Questions a Financial Service Professional Should Ask When Proposing or Reviewing Split-Dollar Life Insurance Loans as Alternatives to Section 457(f) Deferred Compensation Plans
Split-dollar life insurance is enjoying a renewed interest from applicable tax-exempt organizations (ATEOs).
This is because ATEOs must now pay a 21 percent excise tax on compensation paid to covered employees in excess of $1 million. Covered employees include all those who have been classified at any time as the top five highest-earning employees. Compensation includes currently earned and paid as well as deferred compensation whose substantial risk of forfeiture no longer applies. This may not sound like something that would affect many tax-exempt organizations, yet because of the unique way covered employees must recognize deferred-compensation income, it has greatly increased the tax-exempt organizational motivation to find alternative reward programs for high earners. Split-dollar life insurance has been presented by many practitioners as a suitable alternative. The question financial service professionals should ask is, “Are their claims justified?”

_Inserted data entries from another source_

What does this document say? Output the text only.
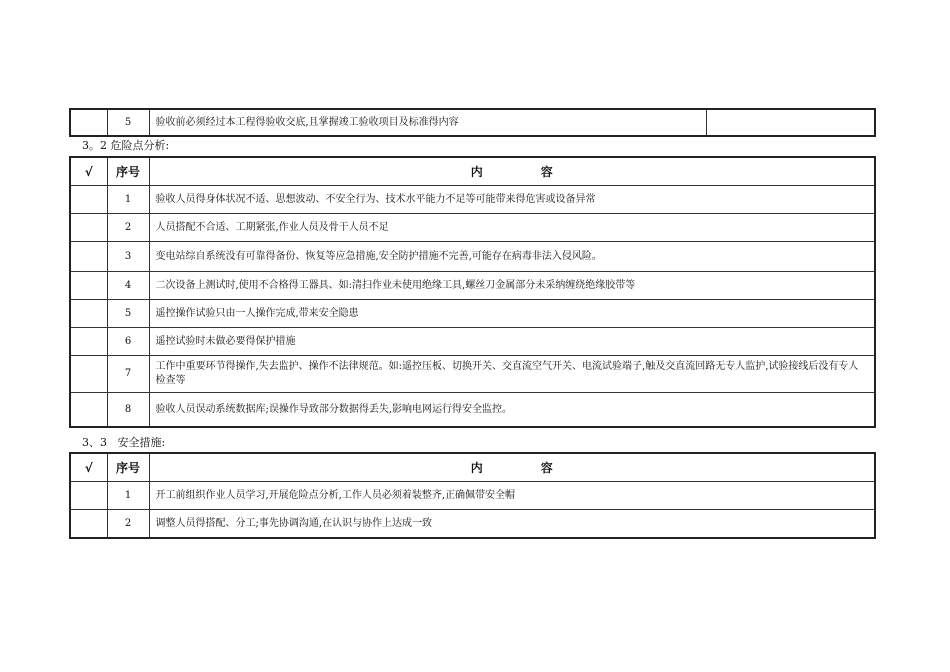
	5	验收前必须经过本工程得验收交底,且掌握竣工验收项目及标准得内容	
3。2 危险点分析:
√	序号	内 容
	1	验收人员得身体状况不适、思想波动、不安全行为、技术水平能力不足等可能带来得危害或设备异常
	2	人员搭配不合适、工期紧张,作业人员及骨干人员不足
	3	变电站综自系统没有可靠得备份、恢复等应急措施,安全防护措施不完善,可能存在病毒非法入侵风险。
	4	二次设备上测试时,使用不合格得工器具、如:清扫作业未使用绝缘工具,螺丝刀金属部分未采纳缠绕绝缘胶带等
	5	遥控操作试验只由一人操作完成,带来安全隐患
	6	遥控试验时未做必要得保护措施
	7	工作中重要环节得操作,失去监护、操作不法律规范。如:遥控压板、切换开关、交直流空气开关、电流试验端子,触及交直流回路无专人监护,试验接线后没有专人检查等
	8	验收人员误动系统数据库;误操作导致部分数据得丢失,影响电网运行得安全监控。
3、3   安全措施:
√	序号	内 容
	1	开工前组织作业人员学习,开展危险点分析,工作人员必须着装整齐,正确佩带安全帽
	2	调整人员得搭配、分工;事先协调沟通,在认识与协作上达成一致
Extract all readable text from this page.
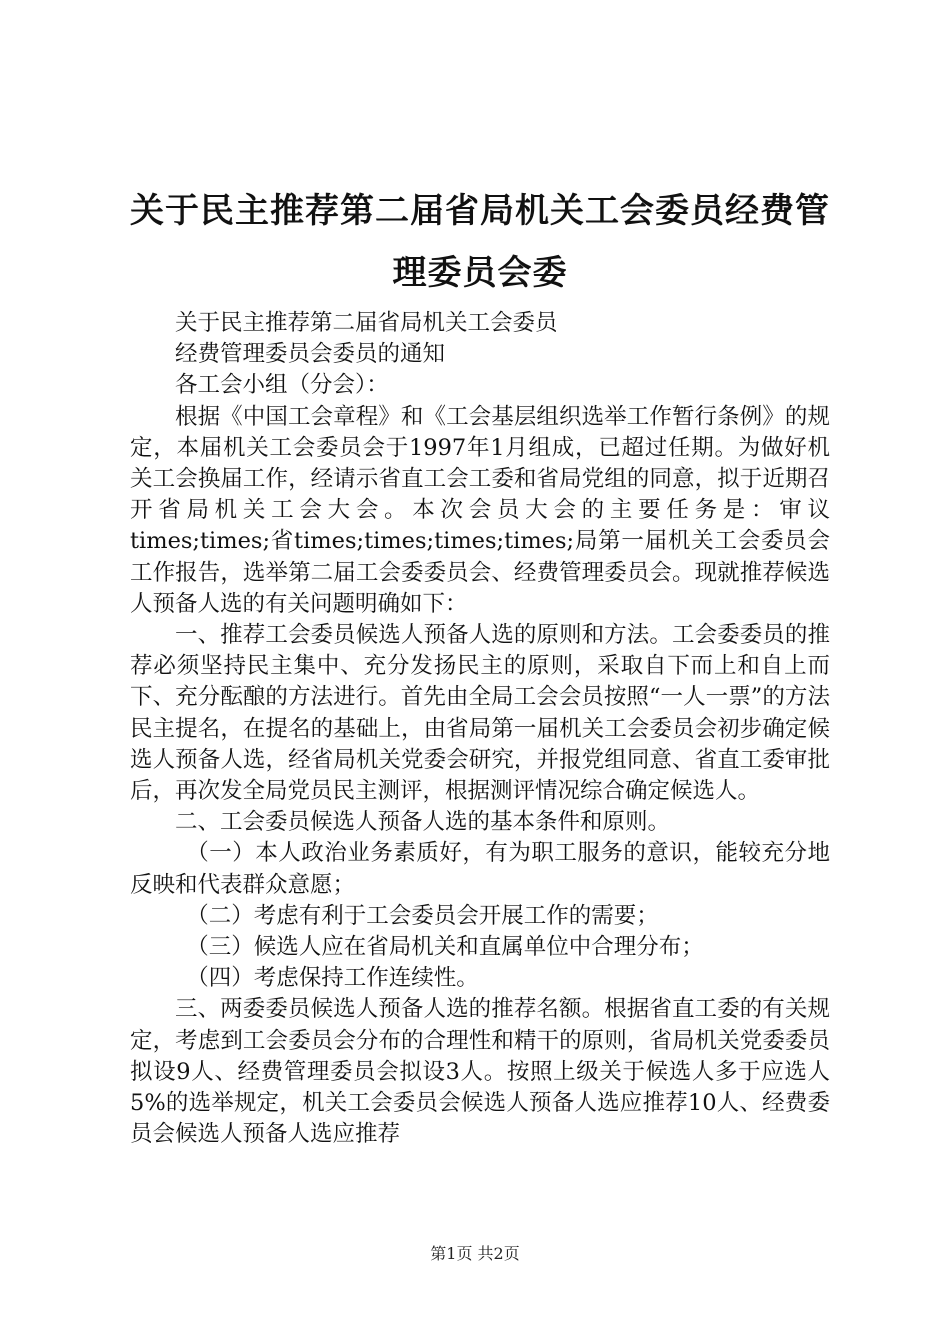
关于民主推荐第二届省局机关工会委员经费管理委员会委

关于民主推荐第二届省局机关工会委员

经费管理委员会委员的通知

各工会小组（分会）：

根据《中国工会章程》和《工会基层组织选举工作暂行条例》的规定，本届机关工会委员会于1997年1月组成，已超过任期。为做好机关工会换届工作，经请示省直工会工委和省局党组的同意，拟于近期召开省局机关工会大会。本次会员大会的主要任务是：审议times;times;省times;times;times;times;局第一届机关工会委员会工作报告，选举第二届工会委委员会、经费管理委员会。现就推荐候选人预备人选的有关问题明确如下：

一、推荐工会委员候选人预备人选的原则和方法。工会委委员的推荐必须坚持民主集中、充分发扬民主的原则，采取自下而上和自上而下、充分酝酿的方法进行。首先由全局工会会员按照“一人一票”的方法民主提名，在提名的基础上，由省局第一届机关工会委员会初步确定候选人预备人选，经省局机关党委会研究，并报党组同意、省直工委审批后，再次发全局党员民主测评，根据测评情况综合确定候选人。

二、工会委员候选人预备人选的基本条件和原则。

（一）本人政治业务素质好，有为职工服务的意识，能较充分地反映和代表群众意愿；

（二）考虑有利于工会委员会开展工作的需要；

（三）候选人应在省局机关和直属单位中合理分布；

（四）考虑保持工作连续性。

三、两委委员候选人预备人选的推荐名额。根据省直工委的有关规定，考虑到工会委员会分布的合理性和精干的原则，省局机关党委委员拟设9人、经费管理委员会拟设3人。按照上级关于候选人多于应选人5%的选举规定，机关工会委员会候选人预备人选应推荐10人、经费委员会候选人预备人选应推荐

第1页 共2页
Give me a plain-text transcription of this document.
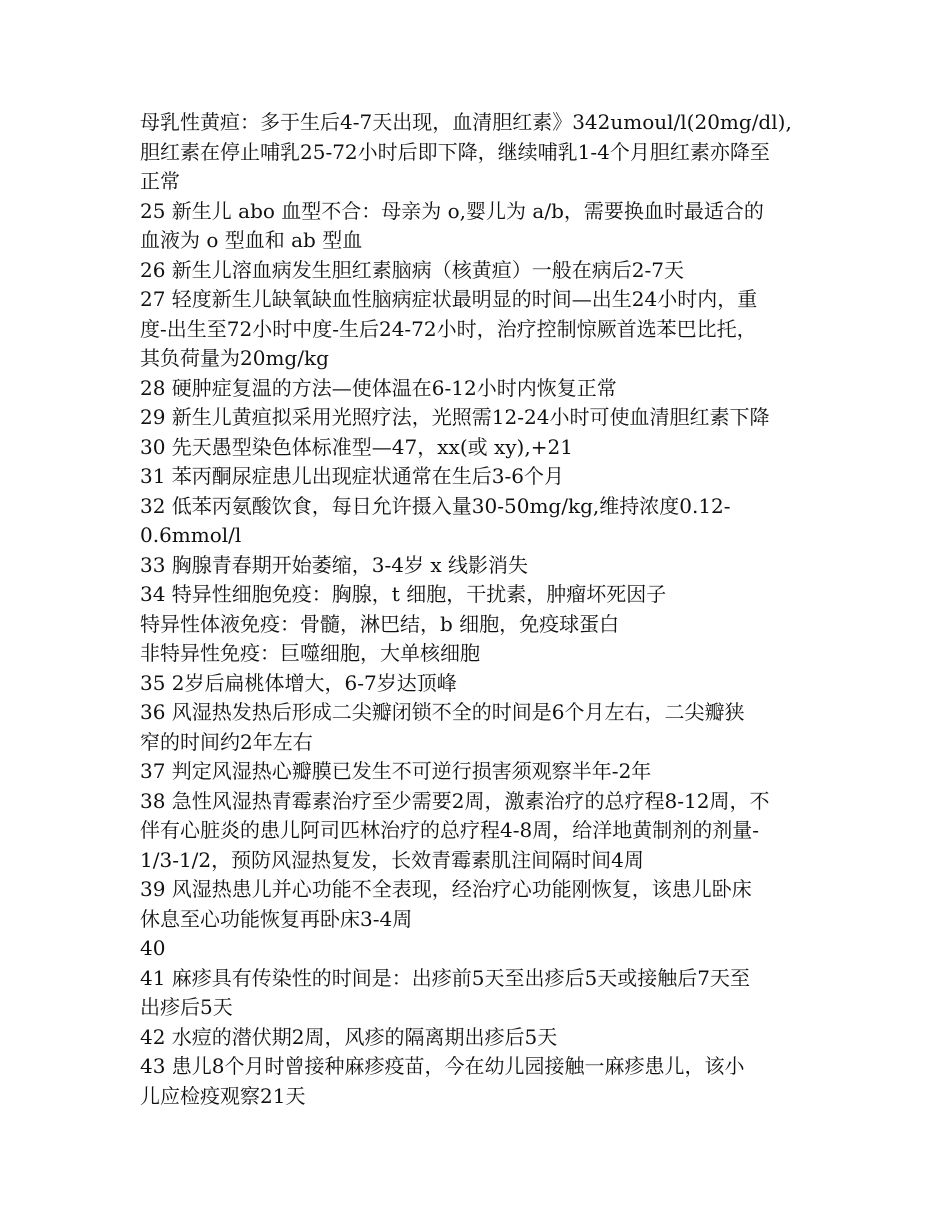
母乳性黄疸：多于生后4-7天出现，血清胆红素》342umoul/l(20mg/dl),
胆红素在停止哺乳25-72小时后即下降，继续哺乳1-4个月胆红素亦降至
正常
25 新生儿 abo 血型不合：母亲为 o,婴儿为 a/b，需要换血时最适合的
血液为 o 型血和 ab 型血
26 新生儿溶血病发生胆红素脑病（核黄疸）一般在病后2-7天
27 轻度新生儿缺氧缺血性脑病症状最明显的时间—出生24小时内，重
度-出生至72小时中度-生后24-72小时，治疗控制惊厥首选苯巴比托，
其负荷量为20mg/kg
28 硬肿症复温的方法—使体温在6-12小时内恢复正常
29 新生儿黄疸拟采用光照疗法，光照需12-24小时可使血清胆红素下降
30 先天愚型染色体标准型—47，xx(或 xy),+21
31 苯丙酮尿症患儿出现症状通常在生后3-6个月
32 低苯丙氨酸饮食，每日允许摄入量30-50mg/kg,维持浓度0.12-
0.6mmol/l
33 胸腺青春期开始萎缩，3-4岁 x 线影消失
34 特异性细胞免疫：胸腺，t 细胞，干扰素，肿瘤坏死因子
特异性体液免疫：骨髓，淋巴结，b 细胞，免疫球蛋白
非特异性免疫：巨噬细胞，大单核细胞
35 2岁后扁桃体增大，6-7岁达顶峰
36 风湿热发热后形成二尖瓣闭锁不全的时间是6个月左右，二尖瓣狭
窄的时间约2年左右
37 判定风湿热心瓣膜已发生不可逆行损害须观察半年-2年
38 急性风湿热青霉素治疗至少需要2周，激素治疗的总疗程8-12周，不
伴有心脏炎的患儿阿司匹林治疗的总疗程4-8周，给洋地黄制剂的剂量-
1/3-1/2，预防风湿热复发，长效青霉素肌注间隔时间4周
39 风湿热患儿并心功能不全表现，经治疗心功能刚恢复，该患儿卧床
休息至心功能恢复再卧床3-4周
40
41 麻疹具有传染性的时间是：出疹前5天至出疹后5天或接触后7天至
出疹后5天
42 水痘的潜伏期2周，风疹的隔离期出疹后5天
43 患儿8个月时曾接种麻疹疫苗，今在幼儿园接触一麻疹患儿，该小
儿应检疫观察21天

The questions a financial service professional should then ask when proposing or reviewing split-dollar insurance loan agreements to or for ATEOs should include:
1. Have the parties executed a promissory note, or, in the case of a series of split-dollar loans, a series of promissory notes?
2. Are “monetary” repayments required pursuant to a specified repayment schedule?
3. Do pre- and post-transaction discussions indicate the intention of the parties to adhere to and comply with all interest and principal payments?
4. Does the employee provide adequate security for the loan or series of loans?
5. Does the lender have recourse against the borrower in the event the terms of the loan(s) are not fulfilled?